Amazon agrees to change its commercial practices to avoid a million-dollar fine from Brussels for abusing its dominant position. Thus, the European Commission approves Amazon’s obligations, so it cannot use the seller’s data market and provides equal access to Buy Box and Prime.

“Today’s decision sets new rules for how Amazon conducts its business in Europe. Amazon can no longer abuse its dual role and will have to change several business practices. These include data usage, seller selection in the Buy Box, and terms of access to the Amazon Prime program. Independent retailers and carriers, as well as consumers, will benefit from these changes, which open up new opportunities and options,” said European Vice President for Competition Margrethe Vestager.

To address data use concerns, Amazon has proposed not to use non-public data related to or derived from the activities of independent sellers on its marketplace for its retail business. This applies both to Amazon’s automated tools and to employees who may cross-use Amazon data. Amazon Market making retail decisions; Do not use such data to sell branded products, including your private label products.

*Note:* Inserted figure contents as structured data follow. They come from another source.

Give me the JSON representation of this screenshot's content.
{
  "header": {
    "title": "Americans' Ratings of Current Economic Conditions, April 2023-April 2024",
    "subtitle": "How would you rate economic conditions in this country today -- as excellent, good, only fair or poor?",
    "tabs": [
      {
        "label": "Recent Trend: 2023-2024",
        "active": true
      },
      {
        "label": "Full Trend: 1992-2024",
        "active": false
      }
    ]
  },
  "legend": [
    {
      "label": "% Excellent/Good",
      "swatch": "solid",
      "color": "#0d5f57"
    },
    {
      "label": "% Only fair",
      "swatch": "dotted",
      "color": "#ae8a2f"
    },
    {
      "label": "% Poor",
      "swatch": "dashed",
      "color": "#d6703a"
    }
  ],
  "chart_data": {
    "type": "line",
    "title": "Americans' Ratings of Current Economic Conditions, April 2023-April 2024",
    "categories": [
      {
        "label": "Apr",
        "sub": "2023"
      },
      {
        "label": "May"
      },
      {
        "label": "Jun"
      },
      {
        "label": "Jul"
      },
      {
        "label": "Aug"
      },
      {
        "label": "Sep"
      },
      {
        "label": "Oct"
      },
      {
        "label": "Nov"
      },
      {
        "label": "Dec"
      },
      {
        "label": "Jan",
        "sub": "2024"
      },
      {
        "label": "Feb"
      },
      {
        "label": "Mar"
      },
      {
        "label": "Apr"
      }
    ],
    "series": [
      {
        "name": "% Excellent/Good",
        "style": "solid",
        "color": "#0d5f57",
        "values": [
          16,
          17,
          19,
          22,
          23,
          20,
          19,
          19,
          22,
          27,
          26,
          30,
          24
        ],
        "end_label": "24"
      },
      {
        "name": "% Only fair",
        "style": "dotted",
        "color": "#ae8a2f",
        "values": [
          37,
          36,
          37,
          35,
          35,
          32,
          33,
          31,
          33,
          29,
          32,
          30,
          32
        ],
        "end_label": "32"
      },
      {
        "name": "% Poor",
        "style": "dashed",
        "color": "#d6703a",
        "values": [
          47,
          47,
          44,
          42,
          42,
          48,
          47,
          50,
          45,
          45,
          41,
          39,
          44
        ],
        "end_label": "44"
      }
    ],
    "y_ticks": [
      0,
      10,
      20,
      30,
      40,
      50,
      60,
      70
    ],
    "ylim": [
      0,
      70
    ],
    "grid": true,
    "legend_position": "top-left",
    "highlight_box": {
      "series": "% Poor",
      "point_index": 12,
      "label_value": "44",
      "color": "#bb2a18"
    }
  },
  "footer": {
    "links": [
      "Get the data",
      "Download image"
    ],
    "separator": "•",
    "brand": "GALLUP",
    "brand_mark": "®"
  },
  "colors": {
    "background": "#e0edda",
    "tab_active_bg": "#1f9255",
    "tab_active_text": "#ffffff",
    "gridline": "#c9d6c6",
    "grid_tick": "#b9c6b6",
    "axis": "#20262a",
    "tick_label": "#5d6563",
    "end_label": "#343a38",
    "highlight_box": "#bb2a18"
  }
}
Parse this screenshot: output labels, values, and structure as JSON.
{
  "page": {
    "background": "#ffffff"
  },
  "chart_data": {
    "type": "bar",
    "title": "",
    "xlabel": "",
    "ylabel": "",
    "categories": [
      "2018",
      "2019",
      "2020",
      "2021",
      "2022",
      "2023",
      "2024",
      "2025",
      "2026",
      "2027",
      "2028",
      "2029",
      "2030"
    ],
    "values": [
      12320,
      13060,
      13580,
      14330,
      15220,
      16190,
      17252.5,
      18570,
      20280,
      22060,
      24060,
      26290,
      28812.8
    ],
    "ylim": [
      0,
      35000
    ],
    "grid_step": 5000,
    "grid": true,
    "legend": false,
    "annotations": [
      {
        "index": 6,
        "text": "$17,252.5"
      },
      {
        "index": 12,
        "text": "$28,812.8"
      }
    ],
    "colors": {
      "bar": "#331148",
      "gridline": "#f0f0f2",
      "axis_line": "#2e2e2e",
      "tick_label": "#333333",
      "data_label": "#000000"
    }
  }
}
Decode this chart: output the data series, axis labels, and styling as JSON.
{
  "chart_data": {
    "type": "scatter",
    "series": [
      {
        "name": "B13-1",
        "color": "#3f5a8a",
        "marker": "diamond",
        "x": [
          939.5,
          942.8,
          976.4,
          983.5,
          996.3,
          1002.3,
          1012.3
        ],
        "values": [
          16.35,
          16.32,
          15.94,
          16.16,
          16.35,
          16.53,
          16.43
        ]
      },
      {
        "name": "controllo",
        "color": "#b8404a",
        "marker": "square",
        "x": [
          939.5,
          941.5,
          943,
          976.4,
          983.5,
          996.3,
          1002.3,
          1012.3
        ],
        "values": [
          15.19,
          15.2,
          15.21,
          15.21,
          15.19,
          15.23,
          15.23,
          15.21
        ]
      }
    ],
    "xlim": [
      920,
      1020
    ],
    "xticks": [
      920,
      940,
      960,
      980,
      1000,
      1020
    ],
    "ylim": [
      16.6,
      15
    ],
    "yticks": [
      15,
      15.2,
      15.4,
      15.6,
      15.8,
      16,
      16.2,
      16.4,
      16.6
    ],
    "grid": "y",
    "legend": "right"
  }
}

With respect to the Buy Box, Amazon has proposed that all sellers be treated equally when ranking bids for the purpose of selecting a Buy Box winner; Show a second competing offer to the Buy Box winner if there is a second offer from another seller that is sufficiently different from the first in price and/or delivery. Both offers display the same descriptive information and provide the same shopping experience.

And with respect to Prime’s concerns, Amazon has proposed maintaining non-discriminatory terms and conditions for qualifying Marketplace sellers and offers for Prime; Allow Prime sellers to freely choose any carrier for their logistics and delivery services and negotiate terms directly with the carrier of their choice and not use information obtained through Prime about the terms and performance of third-party carriers for their own logistics services.

“We are glad that we responded to the European Commission’s concerns and were able to resolve them. While we continue to disagree with some of its preliminary findings, we have maintained a constructive relationship with the Commission to ensure that we continue to meet the needs of our customers in Europe and support more than 225,000 European SMEs. They sell in our stores,” Amazon sources said.